FlashAttention (Part 1): Tiled Matrix Multiplication

This is the first part of my reading notes of Zihao Ye’s note on FlashAttention.

I recently came across a great note about FlashAttention, which explains that a prerequisite to understanding FlashAttention is tiled matrix multiplication. To confirm my memory about this algorithm, I wrote the following MLX programs.

Of course, as a deep learning toolkit, MLX provides a built-in matrix multiplication operator, @:

import mlx.core as mx

a = mx.ones([4, 2])
b = mx.array([[10, 10, 10, 10], [20, 20, 20, 20]])

print(a @ b)

Internally, the @ operator performs multiple dot products:

def by_definition(a, b):
    c = mx.zeros([a.shape[0], b.shape[1]])
    for i in range(a.shape[0]):
        for j in range(b.shape[1]):
            c[i, j] = mx.inner(a[i, :], b[:, j])
    return c

print(by_definition(a, b))

The dot product, mx.inner, includes a loop that iterates over the elements of the input vectors. By writing this loop explicitly as for k in range(a.shape[1]) in the following code, we obtain the vanilla matrix multiplication algorithm. This can be seen as a specific case of the tiled matrix multiplication algorithm, where the tile size is \(1 \times 1\).

def tile_1x1(a, b):
    c = mx.zeros([a.shape[0], b.shape[1]])
    for i in range(a.shape[0]):
        for k in range(a.shape[1]):
            for j in range(b.shape[1]):
                c[i, j] += a[i, k] * b[k, j]
    return c

Note that the first two loops over i and k iterate through every element of a. For each element a[i, k], the dot product is only performed with the corresponding elements b[k, j] for all j values, as shown in the figure below. The highlighted element a[1,1] is dot-multiplied with b[:, 1].
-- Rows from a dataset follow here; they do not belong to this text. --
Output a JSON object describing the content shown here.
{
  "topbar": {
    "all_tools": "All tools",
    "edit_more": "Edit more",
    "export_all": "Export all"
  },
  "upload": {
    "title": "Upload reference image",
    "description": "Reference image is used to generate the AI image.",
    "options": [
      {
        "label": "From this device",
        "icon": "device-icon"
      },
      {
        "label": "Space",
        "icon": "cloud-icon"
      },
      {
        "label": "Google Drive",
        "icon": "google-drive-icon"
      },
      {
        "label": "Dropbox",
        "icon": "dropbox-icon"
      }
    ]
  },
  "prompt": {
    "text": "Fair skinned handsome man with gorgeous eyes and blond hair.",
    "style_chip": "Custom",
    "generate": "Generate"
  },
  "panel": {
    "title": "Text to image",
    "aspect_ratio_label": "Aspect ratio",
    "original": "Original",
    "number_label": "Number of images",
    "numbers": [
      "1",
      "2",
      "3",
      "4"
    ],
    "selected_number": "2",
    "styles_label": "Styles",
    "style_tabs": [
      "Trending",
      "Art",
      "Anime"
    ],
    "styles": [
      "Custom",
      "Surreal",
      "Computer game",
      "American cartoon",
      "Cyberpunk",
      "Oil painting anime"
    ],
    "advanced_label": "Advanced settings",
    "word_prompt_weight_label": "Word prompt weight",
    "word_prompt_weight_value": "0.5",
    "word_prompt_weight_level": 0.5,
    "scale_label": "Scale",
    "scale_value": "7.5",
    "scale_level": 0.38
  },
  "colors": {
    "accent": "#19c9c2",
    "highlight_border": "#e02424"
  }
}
Tile 1x1 Matrix Multiplication

The above algorithm can be generalized to arbitrary tile sizes, which can be proven mathematically. However, instead of going through a formal proof, I wrote the following code to verify it.

def tile_txt(a, b, t=2):
    c = mx.zeros([a.shape[0], b.shape[1]])
    for i in range(0, a.shape[0], t):
        for k in range(0, a.shape[1], t):
            for j in range(0, b.shape[1], t):
                at = a[i : i + t, k : k + t]
                bt = b[k : k + t, j : j + t]
                c[i : i + t, j : j + t] += at @ bt
    return c

The logic remains the same. Each tile \((i, k)\) of matrix a is multiplied only with the corresponding tiles \((k, j)\) in matrix b, as illustrated in the following figure:

Generalized Tiled Matrix Multiplication

The tiles don’t need to be square. If you choose a tile size of \(n \times m\) for a, you must split b into tiles of size \(m \times n\). The following code verifies that the tiled matrix multiplication algorithm works when a has tiles of size \(2 \times K\) and b has tiles of size \(K \times 2\).

def tile_1xt(a, b, t=2):
    c = mx.zeros([a.shape[0], b.shape[1]])
    for i in range(0, a.shape[0], t):
        for j in range(0, b.shape[1], t):
            at = a[i : i + t, :]
            bt = b[:, j : j + t]
            c[i : i + t, j : j + t] += at @ bt
    return c

That is all. The next step is to add online softmax.